Rasanya ia masih sulit percaya. Apalagi ia mengandung buah cintanya dengan Bian. Laki-laki yang dijodohkan dengannya dan begitu sulit ia luluhkan. Sungguh ia tidak menyangka jika dalam rahimnya ada darah daging dari laki-laki yang merebut hatinya. Kini ia merasa jika memiliki Bian bukan lagi sebuah kemustahilan.

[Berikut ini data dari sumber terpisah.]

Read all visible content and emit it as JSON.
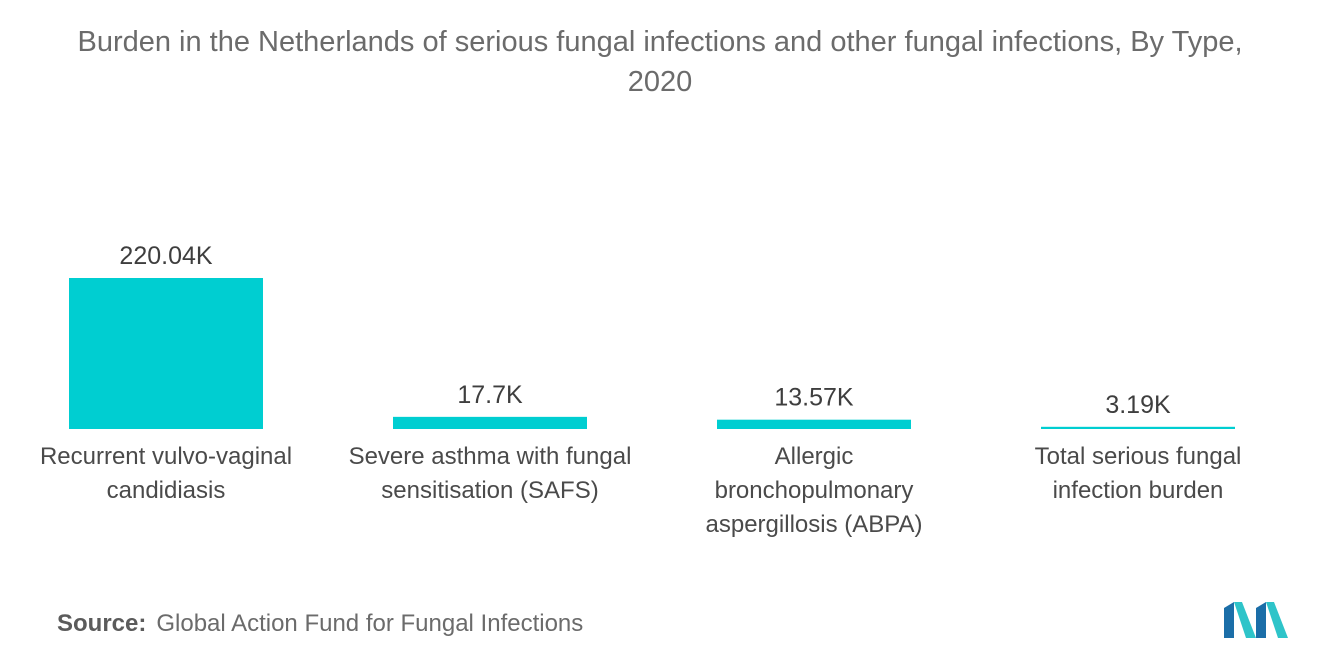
{
  "chart_data": {
    "type": "bar",
    "title": "Burden in the Netherlands of serious fungal infections and other fungal infections, By Type, 2020",
    "title_lines": [
      "Burden in the Netherlands of serious fungal infections and other fungal infections, By Type,",
      "2020"
    ],
    "categories": [
      "Recurrent vulvo-vaginal candidiasis",
      "Severe asthma with fungal sensitisation (SAFS)",
      "Allergic bronchopulmonary aspergillosis (ABPA)",
      "Total serious fungal infection burden"
    ],
    "category_lines": [
      [
        "Recurrent vulvo-vaginal",
        "candidiasis"
      ],
      [
        "Severe asthma with fungal",
        "sensitisation (SAFS)"
      ],
      [
        "Allergic",
        "bronchopulmonary",
        "aspergillosis (ABPA)"
      ],
      [
        "Total serious fungal",
        "infection burden"
      ]
    ],
    "values": [
      220.04,
      17.7,
      13.57,
      3.19
    ],
    "value_labels": [
      "220.04K",
      "17.7K",
      "13.57K",
      "3.19K"
    ],
    "value_unit": "K",
    "ylim": [
      0,
      220.04
    ],
    "grid": false,
    "legend": "none",
    "bar_color": "#00CED1"
  },
  "source": {
    "label": "Source:",
    "text": "Global Action Fund for Fungal Infections"
  },
  "logo": {
    "icon": "mordor-intelligence-logo",
    "colors": [
      "#1B6EA8",
      "#2EC4C9"
    ]
  }
}
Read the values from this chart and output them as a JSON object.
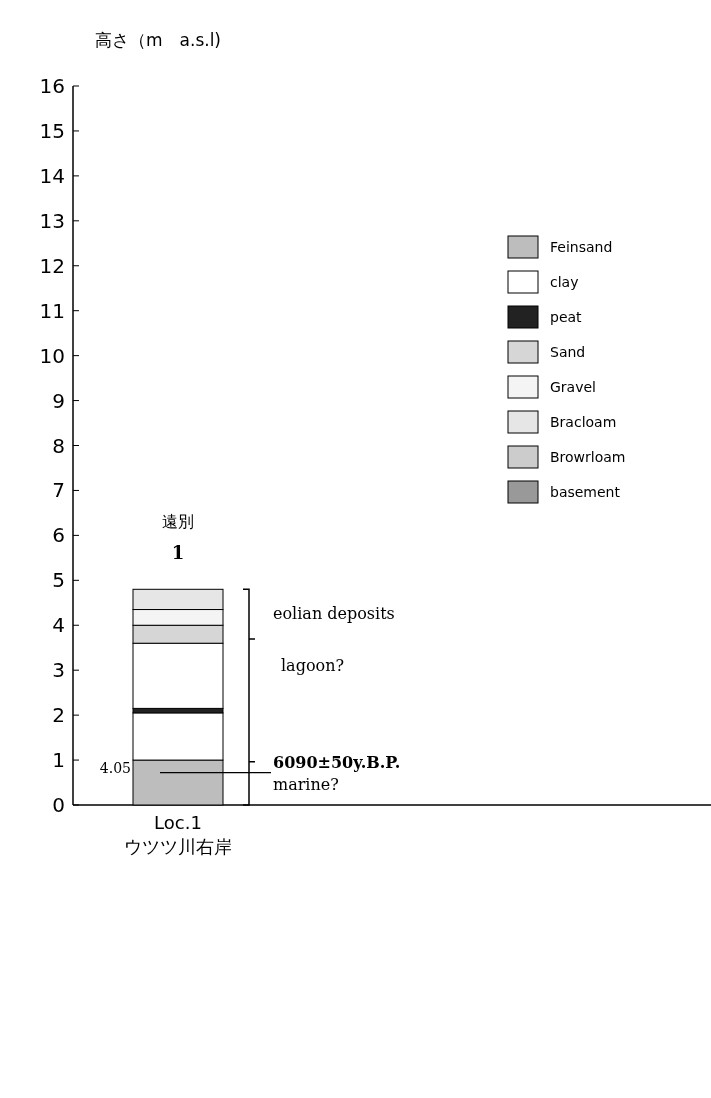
{
  "chart_data": {
    "type": "bar",
    "stacked": true,
    "ylabel": "高さ（m　a.s.l)",
    "categories": [
      "Loc.1\nウツツ川右岸"
    ],
    "series": [
      {
        "name": "Feinsand",
        "color": "#bdbdbd",
        "values": [
          1.0
        ]
      },
      {
        "name": "clay",
        "color": "#ffffff",
        "values": [
          1.05
        ]
      },
      {
        "name": "peat",
        "color": "#222222",
        "values": [
          0.1
        ]
      },
      {
        "color": "#ffffff",
        "values": [
          1.45
        ]
      },
      {
        "name": "Sand",
        "color": "#d6d6d6",
        "values": [
          0.4
        ]
      },
      {
        "name": "Gravel",
        "color": "#f4f4f4",
        "values": [
          0.35
        ]
      },
      {
        "name": "Bracloam",
        "color": "#e6e6e6",
        "values": [
          0.45
        ]
      },
      {
        "name": "Browrloam",
        "color": "#cccccc",
        "values": [
          null
        ]
      },
      {
        "name": "basement",
        "color": "#999999",
        "values": [
          null
        ]
      }
    ],
    "ylim": [
      0,
      16
    ],
    "yticks": [
      0,
      1,
      2,
      3,
      4,
      5,
      6,
      7,
      8,
      9,
      10,
      11,
      12,
      13,
      14,
      15,
      16
    ],
    "legend": "right",
    "annotations": [
      "遠別",
      "1",
      "eolian deposits",
      "lagoon?",
      "6090±50y.B.P.",
      "marine?",
      "4.05"
    ]
  }
}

“Usia kehamilan Anda masih sebulan. Trimester pertama kehamilan itu sangat rentan. Hindari beraktivitas berat, terutama stres. Asupan makanan juga harus dijaga dan perbanyak konsumsi makanan yang mengandung asam folat. Jadi, saya harap Anda bisa memberikan perhatian lebih untuk kehamilan pertama ini. Apalagi Anda hamil bayi kembar,” tutur sang dokter turut tersenyum melihat raut bahagia di wajah pasiennya.
“Bu Dokter ... ini bukan mimpi, ‘kan? Rasanya aku ingin teriak,” cicit Yuna mengulum senyum saat gel di permukaan perutnya dibersihkan.
“Ini nyata, nanti saya cetakkan foto USG-nya. Untuk kontrol berikutnya, tolong ajak suami Anda datang,” ucap dokter itu beranjak ke meja kerjanya.
Deg! Suami?
Raut wajah Yuna seketika berubah. Mereka belum menikah dan Bian adalah pria yang sangat sibuk. Terlebih belakangan ini mereka bahkan jarang bertemu karena pria itu sedang mempersiapkan pembukaan cabang perusahaan keluarganya.
“Tapi kayaknya Kak Bian mau deh, nunda rapatnya. Keponakannya sakit, rapatnya di-cancel. Dia bahkan rela kerja dari rumah sakit. Masa buat anaknya sendiri dia nggak mau?” batin Yuna optimis.
“Bila suami Anda berhalangan atau sibuk, dia bisa menghubungi saya saja,” saran dokter kandungan itu ramah. Ini bukan pertama kalinya ia melihat pasien yang tidak menanggapi pertanyaan serupa.
Yuna mengangguk penuh semangat. Begitu besar harapannya Bian akan menemaninya datang layaknya pasangan berbahagia yang menanti kehadiran buah cinta mereka. Sesaat sebelum Yuna melewati pintu, seorang suster masuk menghampiri dokter.
“Dok, pasien yang datang dua hari lalu memutuskan untuk aborsi. Dia ingin buat janji konsultasi dengan Anda sore ini. Orang tuanya tidak mengizinkan dia melahirkan bayinya karena dia hamil diluar nikah,” ucap suster itu sendu.
Yuna bergeming menyadari satu fakta baru. Ia terlalu larut dalam euforia karena kehamilannya. Ia lupa jika dirinya juga mengalami hal serupa dengan gadis yang menjadi topik pembicaraan dua orang di belakangnya. Dirinya juga hamil diluar nikah.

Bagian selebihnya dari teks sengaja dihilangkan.